I know this will irk many former Woodford investors because they have repeatedly told me they have waited too long for him to get his comeuppance. They feel let down on many levels.
First, by Woodford’s risky management of a fund labelled as a plain vanilla UK equity income fund – skewing the portfolio towards smaller illiquid stocks.
Most investors bought the fund on the understanding they were getting exposure to a basket of dividend-friendly UK blue chip shares, the strategy that proved so successful for Woodford investors when he previously ran money for Invesco Perpetual.
Secondly, by an inadequate £235 million redress scheme arranged by the FCA which still left most investors nursing big losses.
Thirdly, by the fact that while the FCA has been looking into Woodford, he reinvented himself as an investment strategist, inviting people to pay for details of portfolios designed to deliver income, growth or a mix of the two. It’s a business which currently sits outside the financial regulatory framework.
And of course, finally, by the regulator’s protracted probe into Woodford’s management of the fund in the run up to its suspension.
Many Woodford victims will not like to hear this, but even if the FCA’s decision is upheld it is likely the bulk of the fines will never be paid.
Woodford Investment Management, a limited company, might have generated big profits in the past – and regularly paid Woodford and his colleague Craig Newman multi-million-pound dividends – but it now has barely two pennies to rub together.
Unaudited financial statements for the year to the end of March 2024 indicate that it has net liabilities of £230,028.
In other words, its debts exceed its assets – and it does not have the financial wherewithal to pay a £4 million fine, let alone a £40 million one.
The £5.9 million personal fine shouldn’t be a problem – and it’s interesting that Woodford has just put his Salcombe bolthole on the market for £10 million.
Yet there is a possibility Woodford might not end up having to pay a penny.
Miller, the founding partner of wealth manager SCM Direct and previously with both Jupiter and New Star, has been a long-term critic of the way Woodford ran the Equity Income fund.
But he believes Woodford’s lawyers may well be able to pick holes in how the regulator has arrived at its decision.
He says the illiquidity of Woodford Equity Income’s portfolio was not just an issue ‘between 31 July 2018 and 3 June 2019’ – the time period used by the FCA to base the fines on. It went back even further.
For example, at the end of December 2014, according to the fund’s own accounts, 30 per cent of the portfolio were in illiquid assets, compared to 5 per cent for the Invesco Perpetual High Income fund that Woodford previously managed.
Miller says: ‘The fund was illiquid from day one, which begs the question: why didn’t anyone – the regulator or the fund’s overseer Link – do anything about it?’
He also says that there are a number of small cap UK funds open today which have highly illiquid portfolios.
These issues, Miller says, could help Woodford in his quest to get the FCA’s decision overturned.

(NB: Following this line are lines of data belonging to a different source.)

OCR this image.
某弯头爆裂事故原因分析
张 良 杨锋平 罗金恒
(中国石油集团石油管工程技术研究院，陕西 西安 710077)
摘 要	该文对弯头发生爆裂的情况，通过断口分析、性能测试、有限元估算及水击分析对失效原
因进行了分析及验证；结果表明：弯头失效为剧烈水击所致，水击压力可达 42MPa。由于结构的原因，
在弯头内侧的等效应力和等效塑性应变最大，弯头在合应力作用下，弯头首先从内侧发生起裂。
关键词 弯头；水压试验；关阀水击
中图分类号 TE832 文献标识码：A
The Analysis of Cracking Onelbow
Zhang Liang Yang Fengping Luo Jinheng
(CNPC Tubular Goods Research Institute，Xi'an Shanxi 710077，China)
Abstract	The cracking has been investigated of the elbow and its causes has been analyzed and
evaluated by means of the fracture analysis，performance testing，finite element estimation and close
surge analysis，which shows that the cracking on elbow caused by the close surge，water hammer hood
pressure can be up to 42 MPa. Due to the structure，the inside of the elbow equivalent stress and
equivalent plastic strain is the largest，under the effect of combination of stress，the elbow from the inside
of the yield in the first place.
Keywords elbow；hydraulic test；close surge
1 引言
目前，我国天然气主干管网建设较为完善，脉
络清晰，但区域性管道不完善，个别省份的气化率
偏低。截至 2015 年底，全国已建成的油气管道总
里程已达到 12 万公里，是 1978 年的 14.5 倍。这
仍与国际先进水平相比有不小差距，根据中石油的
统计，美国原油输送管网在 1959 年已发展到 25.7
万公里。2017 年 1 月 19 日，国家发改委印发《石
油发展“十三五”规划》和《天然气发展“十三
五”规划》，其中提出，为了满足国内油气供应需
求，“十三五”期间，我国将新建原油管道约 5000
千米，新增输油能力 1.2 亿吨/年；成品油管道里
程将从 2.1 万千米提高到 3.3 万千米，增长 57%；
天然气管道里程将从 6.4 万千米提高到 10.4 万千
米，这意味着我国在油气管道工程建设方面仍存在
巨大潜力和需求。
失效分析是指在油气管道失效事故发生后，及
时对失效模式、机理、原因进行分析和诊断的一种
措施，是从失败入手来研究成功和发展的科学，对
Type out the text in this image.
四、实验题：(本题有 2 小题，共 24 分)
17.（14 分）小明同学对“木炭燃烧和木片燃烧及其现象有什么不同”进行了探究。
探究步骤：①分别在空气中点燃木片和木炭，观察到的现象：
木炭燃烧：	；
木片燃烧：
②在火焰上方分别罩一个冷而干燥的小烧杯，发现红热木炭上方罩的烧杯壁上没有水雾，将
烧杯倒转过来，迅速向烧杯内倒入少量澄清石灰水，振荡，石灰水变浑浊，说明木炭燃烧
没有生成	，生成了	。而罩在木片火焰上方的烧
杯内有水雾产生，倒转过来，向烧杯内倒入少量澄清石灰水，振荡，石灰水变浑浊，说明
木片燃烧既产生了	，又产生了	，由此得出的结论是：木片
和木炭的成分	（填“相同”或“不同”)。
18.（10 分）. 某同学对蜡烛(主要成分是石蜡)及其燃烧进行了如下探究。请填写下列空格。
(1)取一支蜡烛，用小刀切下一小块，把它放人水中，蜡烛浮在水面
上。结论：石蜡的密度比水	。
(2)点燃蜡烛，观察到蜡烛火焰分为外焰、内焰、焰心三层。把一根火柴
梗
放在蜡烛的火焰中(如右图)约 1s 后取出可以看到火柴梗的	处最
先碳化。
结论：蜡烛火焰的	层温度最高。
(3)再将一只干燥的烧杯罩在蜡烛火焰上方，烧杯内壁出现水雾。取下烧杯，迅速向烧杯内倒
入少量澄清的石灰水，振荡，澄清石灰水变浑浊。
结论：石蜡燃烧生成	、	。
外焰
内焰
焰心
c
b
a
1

A travesty, but one of the regulator’s making.
Last Wednesday, in the wake of the announcement from the FCA on the intended fines, I asked to speak to Neil Woodford to get his side of the story, but I was met with a wall of silence.
No surprise there. Six years ago the same happened when I drove to his company’s head office in Oxford at the crack of dawn to confront him in the wake of the fund’s suspension.
Although I was standing outside his offices when he arrived at 7am in a swish black Audi, he sneaked in before I could get anywhere near him – the company’s facilities manager at the time had just ordered me and my photographer to leave because we were on private property.
He might think silence is golden. I think he should pay a price for the way he let down his investors. But I’m not banking on it.